Oil Spikes After Israel Iran Strike

Oil Spikes After Israel Iran Strike

Geopolitical Shockwaves: Oil Spikes and Equity Futures Rattle After Israel-Iran Strike – June 13, 2025

Energy markets saw oil surging while U.S. equity futures remain volatile after a series of coordinated strikes where Israel targeted Iran nuclear sites. The attack also killing multiple senior Iranian military officials overnight. Most notably, Maj. Gen. Mohammad Bagheri, the chief of staff of Iran’s armed forces, Gen. Hossein Salami, commander in chief of the Revolutionary Guards. This escalation, now dubbed Operation Rising Lion, has reignited geopolitical risk across the Middle East and pushed crude oil sharply higher. Here’s what we know so far—and how the charts are reacting.

📌 What We Know Now

Operation Rising Lion has resulted in the most significant Iranian leadership loss since the 1980s. Israeli strikes reportedly killed multiple top-ranking figures in a decapitation-style campaign targeting Iran’s military, political, and nuclear command structure. As of this morning, here’s what has been confirmed:

  • Military Generals:
    • Maj. Gen. Mohammad Bagheri – Chief of Staff of the Armed Forces and Iran’s second-highest military official. Replaced by Maj. Gen. Abdolrahim Mousavi.
    • Gen. Hossein Salami – Commander in Chief of the IRGC, Iran’s primary military force. Replaced by Gen. Mohammad Pakpour.
    • Gen. Gholamali Rashid – Deputy Commander in Chief of the Armed Forces.
    • Gen. Amir Ali Hajizadeh – Head of the IRGC Aerospace Force, responsible for Iran’s missile program.
  • Politicians:
    • Ali Shamkhani – Senior advisor to Ayatollah Khamenei and former top negotiator in nuclear talks with the U.S. Killed according to Iranian media and senior officials.
  • Nuclear Scientists:
    • Fereydoun Abbasi – Former head of the Atomic Energy Organization of Iran.
    • Mohammad Mehdi Tehranji – Renowned physicist and president of Islamic Azad University in Tehran.
  • Oil markets surged on fears of Iranian retaliation targeting energy infrastructure or Strait of Hormuz shipping.
  • Equity futures tumbled then bounced as risk recalibration swept through global markets.

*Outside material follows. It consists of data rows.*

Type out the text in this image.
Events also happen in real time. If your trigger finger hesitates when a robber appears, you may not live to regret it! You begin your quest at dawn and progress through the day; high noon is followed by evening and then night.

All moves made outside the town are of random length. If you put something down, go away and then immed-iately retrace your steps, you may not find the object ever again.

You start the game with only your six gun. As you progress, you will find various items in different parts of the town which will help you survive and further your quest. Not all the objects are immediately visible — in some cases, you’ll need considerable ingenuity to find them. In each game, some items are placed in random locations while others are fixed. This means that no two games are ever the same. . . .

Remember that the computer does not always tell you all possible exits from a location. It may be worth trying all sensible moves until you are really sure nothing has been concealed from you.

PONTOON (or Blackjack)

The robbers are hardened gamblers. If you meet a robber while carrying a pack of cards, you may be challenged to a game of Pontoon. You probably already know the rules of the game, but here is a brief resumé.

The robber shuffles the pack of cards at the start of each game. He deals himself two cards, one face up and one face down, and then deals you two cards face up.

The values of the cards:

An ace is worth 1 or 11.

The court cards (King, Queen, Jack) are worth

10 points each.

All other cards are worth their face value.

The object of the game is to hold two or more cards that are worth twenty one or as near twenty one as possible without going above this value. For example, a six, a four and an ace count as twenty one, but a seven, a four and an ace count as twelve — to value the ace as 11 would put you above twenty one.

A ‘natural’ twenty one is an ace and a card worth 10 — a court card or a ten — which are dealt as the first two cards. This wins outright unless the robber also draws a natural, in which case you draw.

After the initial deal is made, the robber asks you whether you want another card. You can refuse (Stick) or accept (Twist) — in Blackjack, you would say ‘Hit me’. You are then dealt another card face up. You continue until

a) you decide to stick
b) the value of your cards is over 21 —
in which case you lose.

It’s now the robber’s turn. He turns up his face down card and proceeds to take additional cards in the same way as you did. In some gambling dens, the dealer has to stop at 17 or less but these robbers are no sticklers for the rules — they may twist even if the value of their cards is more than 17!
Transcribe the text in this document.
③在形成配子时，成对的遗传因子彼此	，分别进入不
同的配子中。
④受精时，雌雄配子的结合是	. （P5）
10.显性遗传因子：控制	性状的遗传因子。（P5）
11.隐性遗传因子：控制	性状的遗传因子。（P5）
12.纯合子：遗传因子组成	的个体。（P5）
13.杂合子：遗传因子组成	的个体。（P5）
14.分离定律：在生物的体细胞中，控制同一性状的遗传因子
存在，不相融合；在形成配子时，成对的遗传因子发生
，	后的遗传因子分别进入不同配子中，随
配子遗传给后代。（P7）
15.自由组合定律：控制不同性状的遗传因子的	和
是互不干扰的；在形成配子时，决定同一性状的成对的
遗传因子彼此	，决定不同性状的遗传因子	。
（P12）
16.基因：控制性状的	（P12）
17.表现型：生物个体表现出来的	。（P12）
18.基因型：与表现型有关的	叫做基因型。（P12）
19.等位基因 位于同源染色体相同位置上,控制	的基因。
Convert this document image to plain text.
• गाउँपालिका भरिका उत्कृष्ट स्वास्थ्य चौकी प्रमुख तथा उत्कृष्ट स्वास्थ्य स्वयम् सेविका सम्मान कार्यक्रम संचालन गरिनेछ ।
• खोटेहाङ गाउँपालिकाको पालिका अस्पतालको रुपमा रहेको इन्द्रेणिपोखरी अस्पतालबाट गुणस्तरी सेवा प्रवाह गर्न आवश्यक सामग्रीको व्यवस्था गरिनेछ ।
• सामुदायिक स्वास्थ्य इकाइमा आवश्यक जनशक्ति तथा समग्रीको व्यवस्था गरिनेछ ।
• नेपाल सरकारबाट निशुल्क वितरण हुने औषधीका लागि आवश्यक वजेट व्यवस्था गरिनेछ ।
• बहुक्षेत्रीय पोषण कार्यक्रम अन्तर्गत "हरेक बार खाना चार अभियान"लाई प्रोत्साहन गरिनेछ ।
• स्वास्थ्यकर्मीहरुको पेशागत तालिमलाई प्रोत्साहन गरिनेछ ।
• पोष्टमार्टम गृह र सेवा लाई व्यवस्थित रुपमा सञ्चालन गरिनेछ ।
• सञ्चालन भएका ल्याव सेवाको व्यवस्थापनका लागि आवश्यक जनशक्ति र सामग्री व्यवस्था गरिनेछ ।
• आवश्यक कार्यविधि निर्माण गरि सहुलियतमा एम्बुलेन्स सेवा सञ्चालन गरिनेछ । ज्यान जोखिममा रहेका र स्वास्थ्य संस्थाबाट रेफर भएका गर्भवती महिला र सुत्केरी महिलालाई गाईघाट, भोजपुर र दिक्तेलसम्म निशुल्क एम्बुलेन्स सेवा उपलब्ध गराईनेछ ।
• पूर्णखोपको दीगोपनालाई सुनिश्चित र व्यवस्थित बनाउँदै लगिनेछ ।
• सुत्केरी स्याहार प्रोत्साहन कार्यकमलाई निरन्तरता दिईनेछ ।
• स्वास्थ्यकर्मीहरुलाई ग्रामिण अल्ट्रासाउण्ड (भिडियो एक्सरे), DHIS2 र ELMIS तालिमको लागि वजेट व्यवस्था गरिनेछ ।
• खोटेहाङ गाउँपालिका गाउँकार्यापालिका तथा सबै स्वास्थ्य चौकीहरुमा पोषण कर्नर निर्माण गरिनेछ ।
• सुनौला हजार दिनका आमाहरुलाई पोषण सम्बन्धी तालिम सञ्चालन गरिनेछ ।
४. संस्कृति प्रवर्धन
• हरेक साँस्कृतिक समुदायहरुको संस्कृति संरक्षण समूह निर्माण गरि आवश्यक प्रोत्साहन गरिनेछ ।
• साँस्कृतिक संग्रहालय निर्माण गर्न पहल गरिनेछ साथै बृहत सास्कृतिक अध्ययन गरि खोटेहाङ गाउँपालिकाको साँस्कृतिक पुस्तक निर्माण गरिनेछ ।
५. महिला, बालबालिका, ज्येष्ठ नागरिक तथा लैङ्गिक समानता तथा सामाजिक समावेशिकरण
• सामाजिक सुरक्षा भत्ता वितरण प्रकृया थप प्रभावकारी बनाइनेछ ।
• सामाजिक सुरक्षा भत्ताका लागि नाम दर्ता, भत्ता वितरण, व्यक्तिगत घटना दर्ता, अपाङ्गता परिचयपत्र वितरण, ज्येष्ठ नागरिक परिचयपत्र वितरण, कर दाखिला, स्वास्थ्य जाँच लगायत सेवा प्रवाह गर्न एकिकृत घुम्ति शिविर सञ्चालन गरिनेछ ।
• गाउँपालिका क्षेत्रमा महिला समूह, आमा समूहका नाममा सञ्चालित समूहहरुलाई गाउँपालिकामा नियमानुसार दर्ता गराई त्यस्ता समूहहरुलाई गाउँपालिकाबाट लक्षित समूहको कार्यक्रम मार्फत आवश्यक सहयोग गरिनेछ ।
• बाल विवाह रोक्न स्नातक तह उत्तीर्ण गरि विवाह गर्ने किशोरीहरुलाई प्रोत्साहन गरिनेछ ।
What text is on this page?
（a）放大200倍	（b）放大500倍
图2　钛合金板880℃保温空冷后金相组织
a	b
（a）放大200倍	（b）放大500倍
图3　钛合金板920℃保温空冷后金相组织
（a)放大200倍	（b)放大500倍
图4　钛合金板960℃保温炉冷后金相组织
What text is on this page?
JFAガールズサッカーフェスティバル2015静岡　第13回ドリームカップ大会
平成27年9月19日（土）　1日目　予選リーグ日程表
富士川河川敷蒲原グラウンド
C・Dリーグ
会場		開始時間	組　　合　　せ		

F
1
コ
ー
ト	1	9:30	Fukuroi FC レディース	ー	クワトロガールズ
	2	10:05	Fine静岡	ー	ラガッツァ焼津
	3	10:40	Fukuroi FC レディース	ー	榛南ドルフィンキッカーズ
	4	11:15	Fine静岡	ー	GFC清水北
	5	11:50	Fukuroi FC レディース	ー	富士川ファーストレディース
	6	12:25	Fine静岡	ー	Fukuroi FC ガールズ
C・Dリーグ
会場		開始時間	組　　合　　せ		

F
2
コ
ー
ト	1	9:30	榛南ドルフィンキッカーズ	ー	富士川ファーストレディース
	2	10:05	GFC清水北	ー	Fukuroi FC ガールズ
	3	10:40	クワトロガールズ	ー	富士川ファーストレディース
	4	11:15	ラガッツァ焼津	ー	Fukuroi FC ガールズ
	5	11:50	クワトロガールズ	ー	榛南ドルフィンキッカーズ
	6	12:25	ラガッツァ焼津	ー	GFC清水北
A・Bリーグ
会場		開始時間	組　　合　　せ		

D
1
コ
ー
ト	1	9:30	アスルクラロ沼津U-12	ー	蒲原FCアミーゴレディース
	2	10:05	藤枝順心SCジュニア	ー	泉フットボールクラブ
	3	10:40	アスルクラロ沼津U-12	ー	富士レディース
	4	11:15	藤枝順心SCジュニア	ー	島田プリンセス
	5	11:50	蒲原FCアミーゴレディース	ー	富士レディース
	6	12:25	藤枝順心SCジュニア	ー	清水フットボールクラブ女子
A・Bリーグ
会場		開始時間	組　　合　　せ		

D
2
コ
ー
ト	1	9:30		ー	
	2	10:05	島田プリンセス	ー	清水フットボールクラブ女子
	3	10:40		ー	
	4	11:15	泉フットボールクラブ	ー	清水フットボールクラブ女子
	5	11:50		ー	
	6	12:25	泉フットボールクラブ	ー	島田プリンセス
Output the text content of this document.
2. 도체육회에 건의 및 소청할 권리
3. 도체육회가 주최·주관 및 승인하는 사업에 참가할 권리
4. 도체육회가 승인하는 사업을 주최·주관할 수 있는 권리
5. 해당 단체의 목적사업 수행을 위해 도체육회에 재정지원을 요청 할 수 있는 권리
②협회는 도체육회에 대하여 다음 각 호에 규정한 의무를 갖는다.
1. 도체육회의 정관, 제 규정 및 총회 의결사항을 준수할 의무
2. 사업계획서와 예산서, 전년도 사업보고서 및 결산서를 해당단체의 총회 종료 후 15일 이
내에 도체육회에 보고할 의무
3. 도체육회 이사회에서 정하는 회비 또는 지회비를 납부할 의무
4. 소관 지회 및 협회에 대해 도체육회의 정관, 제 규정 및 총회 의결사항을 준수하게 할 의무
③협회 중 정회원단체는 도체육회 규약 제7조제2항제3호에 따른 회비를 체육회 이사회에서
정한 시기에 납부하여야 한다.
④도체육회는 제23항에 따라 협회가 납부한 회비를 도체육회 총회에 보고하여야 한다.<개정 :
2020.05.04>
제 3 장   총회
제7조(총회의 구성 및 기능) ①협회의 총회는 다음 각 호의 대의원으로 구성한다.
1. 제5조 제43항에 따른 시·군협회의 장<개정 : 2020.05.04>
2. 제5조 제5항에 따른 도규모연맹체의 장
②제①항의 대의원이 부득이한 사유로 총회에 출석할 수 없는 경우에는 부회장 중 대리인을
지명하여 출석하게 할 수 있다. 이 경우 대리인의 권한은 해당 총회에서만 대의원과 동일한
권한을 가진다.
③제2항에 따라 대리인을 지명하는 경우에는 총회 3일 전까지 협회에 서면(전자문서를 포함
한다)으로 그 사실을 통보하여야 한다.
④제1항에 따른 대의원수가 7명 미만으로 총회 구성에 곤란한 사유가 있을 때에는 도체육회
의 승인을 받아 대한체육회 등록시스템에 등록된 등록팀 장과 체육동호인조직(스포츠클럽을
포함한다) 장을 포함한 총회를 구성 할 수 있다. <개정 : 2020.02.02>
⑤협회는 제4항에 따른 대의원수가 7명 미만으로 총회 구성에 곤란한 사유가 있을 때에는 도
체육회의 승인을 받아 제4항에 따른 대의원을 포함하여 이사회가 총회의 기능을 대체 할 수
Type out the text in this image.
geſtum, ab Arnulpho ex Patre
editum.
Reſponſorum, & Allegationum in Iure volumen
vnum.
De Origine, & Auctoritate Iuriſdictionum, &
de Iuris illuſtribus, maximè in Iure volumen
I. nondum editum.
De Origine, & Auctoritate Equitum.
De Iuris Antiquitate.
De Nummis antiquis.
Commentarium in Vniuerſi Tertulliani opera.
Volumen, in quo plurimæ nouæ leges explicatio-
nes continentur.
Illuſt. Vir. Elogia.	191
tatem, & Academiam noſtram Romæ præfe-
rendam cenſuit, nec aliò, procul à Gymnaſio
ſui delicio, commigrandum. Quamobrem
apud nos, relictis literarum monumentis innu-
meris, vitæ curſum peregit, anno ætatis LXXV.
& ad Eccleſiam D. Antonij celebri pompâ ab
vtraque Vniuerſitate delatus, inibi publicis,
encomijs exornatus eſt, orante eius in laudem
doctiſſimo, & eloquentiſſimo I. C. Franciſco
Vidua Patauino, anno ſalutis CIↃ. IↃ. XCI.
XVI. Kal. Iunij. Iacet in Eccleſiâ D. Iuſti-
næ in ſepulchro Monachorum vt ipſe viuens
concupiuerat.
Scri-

🛢️ Crude Oil – WTI (CLN25)

WTI crude exploded higher overnight, soaring from the $68 handle to just shy of $78. The move was driven by risk premium pricing amid fears of Iranian retaliation on oil infrastructure or Hormuz shipping traffic. Price has since pulled back to around $73.76 as the initial panic unwinds.

  • High: $77.46
  • Support: $73.00, then $71.50
  • Resistance: $75.00, then $77.50
  • Outlook: Bullish consolidation; upward bias remains while above $73
WTI Crude Chart

🛢️ Brent Crude (QAQ25)

Brent followed a nearly identical path, ripping through key resistance at $70 and reaching intraday highs near $78 before easing back to the $74.70 area. The strength of the move confirms global sensitivity to supply chain threats in the Middle East.

  • High: $78.14
  • Support: $74.00, then $72.30
  • Resistance: $76.00, then $78.00
  • Outlook: Still bullish; watch for continued buying on dips into support
Brent Crude Chart

📉 S&P 500 E-mini (ESM25)

U.S. equity futures were rocked in the initial aftermath, with the E-mini S&P falling from 6,049 to lows near 5,925. However, strong dip-buying has helped recover much of the move, with futures now stabilizing around the 6,001 level. Volatility remains high as markets weigh risk escalation vs. cooling inflation and rate cut hopes.

  • Low: 5,925
  • Current: 6,001
  • Resistance: 6,049
  • Support: 5,930
  • Outlook: Rangebound with downside risk; bias shifts bullish only above 6,049
E-mini S&P 500 Chart

🔍 Market Summary

Markets are in a textbook geopolitical shock cycle: oil up, equities cautious, and cross-asset flows shifting into safe-haven plays. With Brent and WTI holding elevated ground and the S&P futures in bounce mode, traders should expect two-way volatility. If the situation escalates further—especially with threats to Hormuz or direct U.S. involvement—crude could target $80+ swiftly.